The Senator chuckled and nodded his head, the white golfing visor looking very bright against his dark skin, and suddenly I was thinking maybe not Red from Shawshank…maybe God in Bruce Almighty… with a little less white in the hair.
“I’d heard you were a bit of a comic.” Then the smile left his face. “But that’s not what I’d be hiring you for. You see, I have also heard that you are the best in the field at finding people.”
“And where exactly did you hear that?” I asked, still standing, my beer unopened. The mountain was also still standing, his eyes scanning as if he was expecting Kato to spring from behind the couch.
“Do you remember a young lady named Cissy Blake?”

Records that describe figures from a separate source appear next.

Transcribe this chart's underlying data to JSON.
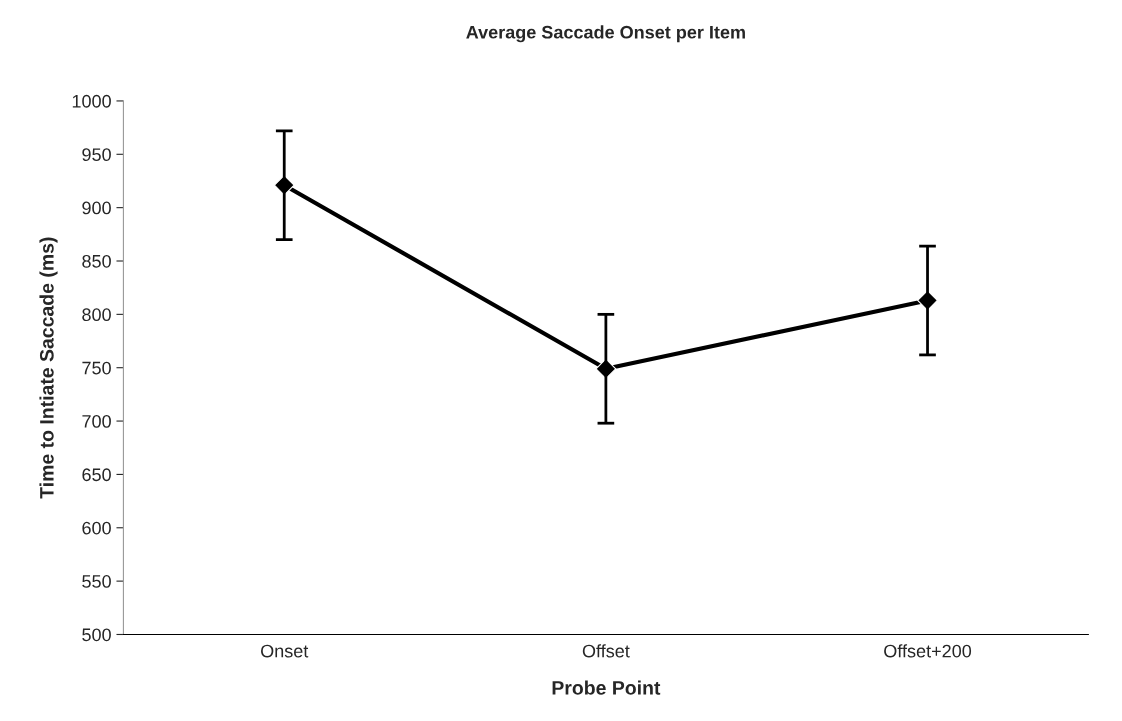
{
  "chart_data": {
    "type": "line",
    "title": "Average Saccade Onset per Item",
    "xlabel": "Probe Point",
    "ylabel": "Time to Intiate Saccade (ms)",
    "categories": [
      "Onset",
      "Offset",
      "Offset+200"
    ],
    "series": [
      {
        "color": "#000000",
        "values": [
          921,
          749,
          813
        ],
        "errors": [
          51,
          51,
          51
        ]
      }
    ],
    "ylim": [
      500,
      1000
    ],
    "yticks": [
      500,
      550,
      600,
      650,
      700,
      750,
      800,
      850,
      900,
      950,
      1000
    ],
    "marker": "diamond",
    "line_style": "solid",
    "grid": false,
    "legend": false
  }
}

I did, of course. Cissy had been a stripper at Elephant Guns, a classier, for lack of a better word, strip club in a small city called Gunwood. She’d gone missing one night after a show and her sister, a friend of a friend of a friend of mine, made contact with me. The police weren’t doing much yet, what with her being a dancer and only gone for two days, but the sister was sure something very bad had happened to her. Through incredible detective work and a few giant strokes of luck, I tracked down the worm that had kidnapped her and rescued her from the dugout pit he had built to keep her in under his shed. It took me twelve hours. The nutcase that took her burst in the shed door just as I was ripping the boards from the pit to pull her
out. He had a shotgun. I took it from him and broke several bones in all four of his stupid limbs with it before getting her out and calling the police. I did, however, unload the gun before handing it to Cissy while I stepped outside the shed to call the police. Funny, I didn’t remember the stock of that gun being broken like that before I handed it to her.

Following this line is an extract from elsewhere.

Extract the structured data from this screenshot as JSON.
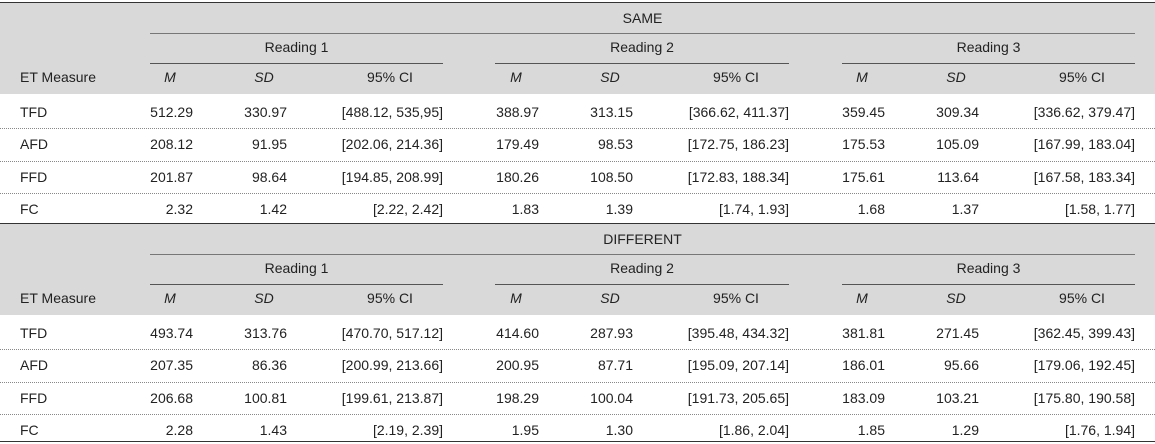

“Well,” continued The Almighty, “she was enrolled in a program in Chicago to help way-word girls get straight. One of the counselors there is a friend of my wife’s. She told me Cissy’s tale. Of course I’ve had you thoroughly vetted through other means as well, but I have to confess that Cissy’s story is what really convinced me to choose you.”
Imagine, being chosen by God. I thought I was beginning to understand how Jim Cary…er, I mean, Noah felt.
“And who is it you want me to find?”
He nodded toward the mountain and magically a folder appeared in Clyde’s massive mitts. He handed it to Morgan, who opened it and sifted through the contents, breathing through his nose.
“In these pages, Mr. Mason, is one of the most disturbing cases ever to cross my desk. I don’t suppose news of it made it from Chicago to Colorado. And to tell you the truth, because of the circumstances, it really didn’t make much of a stir even locally.” His jaw clenched and he breathed deeply through his nose again. “But I can tell you that it sickened me to the depths of my soul. The Chicago police have been less than sufficient in solving it. Which is why I have turned to an outsider…to you.” He pulled out a surveillance picture, grainy, black and white, of a small girl walking beside a giant in what looked like the aisle of a Walmart Store.
I squinted my eyes suspiciously at Mountain, back to the picture, then back to Mountain. “Is this you?”
The Senator shook his head, the smile back but more a grimace. Mountain just continued giving the thousand yard stare.